Die sollen mal mit den DLCs aufhören und endlich mal die Probleme am Grundspiel beheben -.-
Außerdem sind die Preise unter aller S...


----------



## hydroxy (20. September 2013)

*AW: Sim City 5: DLC Städte der Zukunft für 40 Euro angekündigt*

Hahaha  Ich habe das Grundspiel für 32€ gekauft und bereue jeden Cent. Aber wow, da wird ein ganzes Spiel, also die Engine, die Entwicklerwerkzeuge, die Gebäude und all die grafischen Gimmicks über Jahre geplant und programmiert, eine Marketingkampagne gestartet und man verlangt 50€ bei Release dafür und jetzt kommt für 40€ ein DLC was ein paar neue Gebäude einführt? Ich vermute mal so kann man auch versuchen Geld zu verdienen. Eine besonders kundenfreundliche (und Geldbeutelschonende) Politik ist das ja nicht gerade. Da lob ich mir (auch wenn der Vergleich ein wenig hinkt) Anet, die schaffen es mich alle 2 Wochen mit neuen tollen Inhalten zum Nulltarif zu füttern und so bin ich dann bei einem richtigen Addon auch bereit ein paar Euro dazulassen.


----------



## Freakless08 (20. September 2013)

*AW: Sim City 5: DLC Städte der Zukunft für 40 Euro angekündigt*

Tja. Wer heutzutage Spiele direkt bei Release kauft und nicht warten kann muss sich eben die DLC nachträglich kaufen.
EA wird sicherlich irgendwann eine Deluxe Edition rausbringen mit Hauptspiel + DLCs.


----------



## Tiz92 (20. September 2013)

*AW: Sim City 5: DLC Städte der Zukunft für 40 Euro angekündigt*

MIt Sim City hat EA wirklich noch einmal bewiesen wie sie sind.


----------



## Valdiralita (20. September 2013)

*AW: Sim City 5: DLC Städte der Zukunft für 40 Euro angekündigt*

Wo bleibt Sim City 5 Premium?!


----------



## Oberst Klink (20. September 2013)

*AW: Sim City 5: DLC Städte der Zukunft für 40 Euro angekündigt*

40€? Ich warte auf Sim City Gold inklusive aller DLCs und ohne Onlinezwang für 10€ in der Spielepyramide^^


----------



## boxleitnerb (20. September 2013)

*AW: Sim City 5: DLC Städte der Zukunft für 40 Euro angekündigt*

Bei jeder neuen Ankündigung freue ich mich ein bisschen mehr, mir das Spiel nicht gekauft zu haben.


----------



## Norisk699 (20. September 2013)

*AW: Sim City 5: DLC Städte der Zukunft für 40 Euro angekündigt*

WAHNSINN!

40 € für einen DLC der vielleicht schon bei Veröffentlichung hätte enthalten sein können?

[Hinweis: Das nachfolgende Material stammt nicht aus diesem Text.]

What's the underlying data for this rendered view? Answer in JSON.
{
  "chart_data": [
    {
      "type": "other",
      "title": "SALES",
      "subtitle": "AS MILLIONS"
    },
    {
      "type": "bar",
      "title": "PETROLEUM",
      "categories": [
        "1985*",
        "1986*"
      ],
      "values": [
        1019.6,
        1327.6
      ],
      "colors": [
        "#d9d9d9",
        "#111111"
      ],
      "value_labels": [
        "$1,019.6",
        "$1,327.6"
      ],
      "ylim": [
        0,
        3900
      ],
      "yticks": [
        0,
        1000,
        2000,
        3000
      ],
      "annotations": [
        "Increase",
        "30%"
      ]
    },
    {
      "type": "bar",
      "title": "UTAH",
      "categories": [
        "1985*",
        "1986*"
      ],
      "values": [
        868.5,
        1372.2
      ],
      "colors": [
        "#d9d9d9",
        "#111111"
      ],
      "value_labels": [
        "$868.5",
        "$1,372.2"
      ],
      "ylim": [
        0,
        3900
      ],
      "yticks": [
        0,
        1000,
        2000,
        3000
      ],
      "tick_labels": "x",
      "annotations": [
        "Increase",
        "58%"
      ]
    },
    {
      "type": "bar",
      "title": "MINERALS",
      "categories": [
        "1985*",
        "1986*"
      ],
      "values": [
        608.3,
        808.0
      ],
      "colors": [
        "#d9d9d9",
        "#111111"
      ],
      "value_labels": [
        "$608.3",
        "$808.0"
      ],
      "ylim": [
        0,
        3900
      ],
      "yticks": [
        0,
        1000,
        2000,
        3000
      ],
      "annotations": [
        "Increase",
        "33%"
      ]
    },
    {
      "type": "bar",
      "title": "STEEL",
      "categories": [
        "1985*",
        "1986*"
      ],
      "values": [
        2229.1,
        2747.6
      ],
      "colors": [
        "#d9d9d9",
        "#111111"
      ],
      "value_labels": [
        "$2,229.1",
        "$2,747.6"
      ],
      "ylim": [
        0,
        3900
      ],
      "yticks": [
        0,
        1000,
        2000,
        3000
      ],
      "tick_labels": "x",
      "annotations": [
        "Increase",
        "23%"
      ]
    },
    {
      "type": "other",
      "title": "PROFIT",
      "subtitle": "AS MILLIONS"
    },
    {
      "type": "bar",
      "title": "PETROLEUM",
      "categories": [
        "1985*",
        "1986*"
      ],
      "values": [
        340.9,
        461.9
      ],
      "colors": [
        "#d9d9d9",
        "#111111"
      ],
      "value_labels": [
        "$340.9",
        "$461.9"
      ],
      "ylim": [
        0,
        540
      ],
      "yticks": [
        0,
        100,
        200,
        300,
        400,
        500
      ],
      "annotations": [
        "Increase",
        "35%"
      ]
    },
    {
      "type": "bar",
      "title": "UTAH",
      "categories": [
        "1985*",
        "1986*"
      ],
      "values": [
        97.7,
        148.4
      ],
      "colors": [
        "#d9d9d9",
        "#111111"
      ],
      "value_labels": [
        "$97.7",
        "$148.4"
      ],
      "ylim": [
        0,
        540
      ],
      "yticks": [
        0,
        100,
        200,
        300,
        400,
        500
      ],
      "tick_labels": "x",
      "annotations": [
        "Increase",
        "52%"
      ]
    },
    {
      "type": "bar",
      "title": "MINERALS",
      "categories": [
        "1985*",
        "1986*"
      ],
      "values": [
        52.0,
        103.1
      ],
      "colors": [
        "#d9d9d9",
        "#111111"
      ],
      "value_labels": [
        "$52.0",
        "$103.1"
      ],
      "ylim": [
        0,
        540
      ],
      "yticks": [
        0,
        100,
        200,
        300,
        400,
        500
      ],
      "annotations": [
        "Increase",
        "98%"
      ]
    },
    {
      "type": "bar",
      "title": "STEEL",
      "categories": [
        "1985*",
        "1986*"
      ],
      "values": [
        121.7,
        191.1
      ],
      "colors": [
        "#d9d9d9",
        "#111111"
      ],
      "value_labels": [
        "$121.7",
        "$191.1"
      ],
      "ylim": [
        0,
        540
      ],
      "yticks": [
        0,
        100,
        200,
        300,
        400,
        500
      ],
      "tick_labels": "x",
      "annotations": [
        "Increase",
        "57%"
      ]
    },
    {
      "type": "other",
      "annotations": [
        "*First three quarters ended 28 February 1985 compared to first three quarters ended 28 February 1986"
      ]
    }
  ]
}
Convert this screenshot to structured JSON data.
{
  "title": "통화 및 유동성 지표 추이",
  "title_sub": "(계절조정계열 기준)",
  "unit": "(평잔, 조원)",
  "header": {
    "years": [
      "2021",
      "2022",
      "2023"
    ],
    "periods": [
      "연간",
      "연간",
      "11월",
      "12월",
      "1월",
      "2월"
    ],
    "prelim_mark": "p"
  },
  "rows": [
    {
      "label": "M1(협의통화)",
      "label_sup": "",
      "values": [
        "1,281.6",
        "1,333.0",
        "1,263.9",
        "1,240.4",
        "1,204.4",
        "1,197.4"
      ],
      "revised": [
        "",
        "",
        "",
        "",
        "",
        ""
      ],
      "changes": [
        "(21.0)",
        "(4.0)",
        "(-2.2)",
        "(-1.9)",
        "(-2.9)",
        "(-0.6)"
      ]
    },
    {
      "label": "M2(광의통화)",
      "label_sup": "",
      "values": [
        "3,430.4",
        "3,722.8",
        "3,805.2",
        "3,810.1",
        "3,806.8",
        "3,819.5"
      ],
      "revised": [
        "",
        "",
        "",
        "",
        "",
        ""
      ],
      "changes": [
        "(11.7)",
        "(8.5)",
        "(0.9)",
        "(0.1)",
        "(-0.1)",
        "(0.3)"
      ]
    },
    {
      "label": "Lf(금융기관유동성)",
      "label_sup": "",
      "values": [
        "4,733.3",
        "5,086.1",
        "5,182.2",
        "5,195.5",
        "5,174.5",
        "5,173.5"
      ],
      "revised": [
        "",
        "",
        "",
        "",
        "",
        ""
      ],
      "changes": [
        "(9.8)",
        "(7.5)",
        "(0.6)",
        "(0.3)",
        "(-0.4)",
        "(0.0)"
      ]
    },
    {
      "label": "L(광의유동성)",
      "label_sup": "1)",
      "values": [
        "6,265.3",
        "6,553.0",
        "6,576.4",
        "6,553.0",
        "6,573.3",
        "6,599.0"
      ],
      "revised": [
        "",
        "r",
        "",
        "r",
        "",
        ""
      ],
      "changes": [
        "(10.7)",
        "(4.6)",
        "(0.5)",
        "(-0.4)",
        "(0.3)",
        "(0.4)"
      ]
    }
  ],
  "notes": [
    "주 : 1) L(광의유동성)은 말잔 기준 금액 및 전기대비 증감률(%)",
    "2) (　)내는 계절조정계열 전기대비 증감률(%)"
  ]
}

Selbst für 5 € sehe ich keinen großen Mehrwert...


----------



## keinnick (20. September 2013)

*AW: Sim City 5: DLC Städte der Zukunft für 40 Euro angekündigt*

Geiler Preis


----------



## korsakoff6 (20. September 2013)

*AW: Sim City 5: DLC Städte der Zukunft für 40 Euro angekündigt*

made my day


----------



## Bl4d3runn3r (20. September 2013)

*AW: Sim City 5: DLC Städte der Zukunft für 40 Euro angekündigt*



Valdiralita schrieb:


> Wo bleibt Sim City 5 Premium?!


 
Das kommt zu Weihnachten für 300€... wenn du dir alle DLCs einzeln kaufst, wird es dich 1000€ kosten, also ein faires Angebot


----------



## GrannyStylez (20. September 2013)

*AW: Sim City 5: DLC Städte der Zukunft für 40 Euro angekündigt*

Die sind doch komplett im Ende!!!


----------



## Robonator (20. September 2013)

*AW: Sim City 5: DLC Städte der Zukunft für 40 Euro angekündigt*

40€? Mich wunderts das sie das ganze nicht einfach in Sim City 6 umbenannt haben und als Vollpreistitel auf den Markt gebracht haben...


----------



## ramme223 (20. September 2013)

*AW: Sim City 5: DLC Städte der Zukunft für 40 Euro angekündigt*



Valdiralita schrieb:


> Let the flame begin...


 
40€!? DLC!? Da muss ich ja direkt sauer Aufstoßen.


----------



## Lexx (20. September 2013)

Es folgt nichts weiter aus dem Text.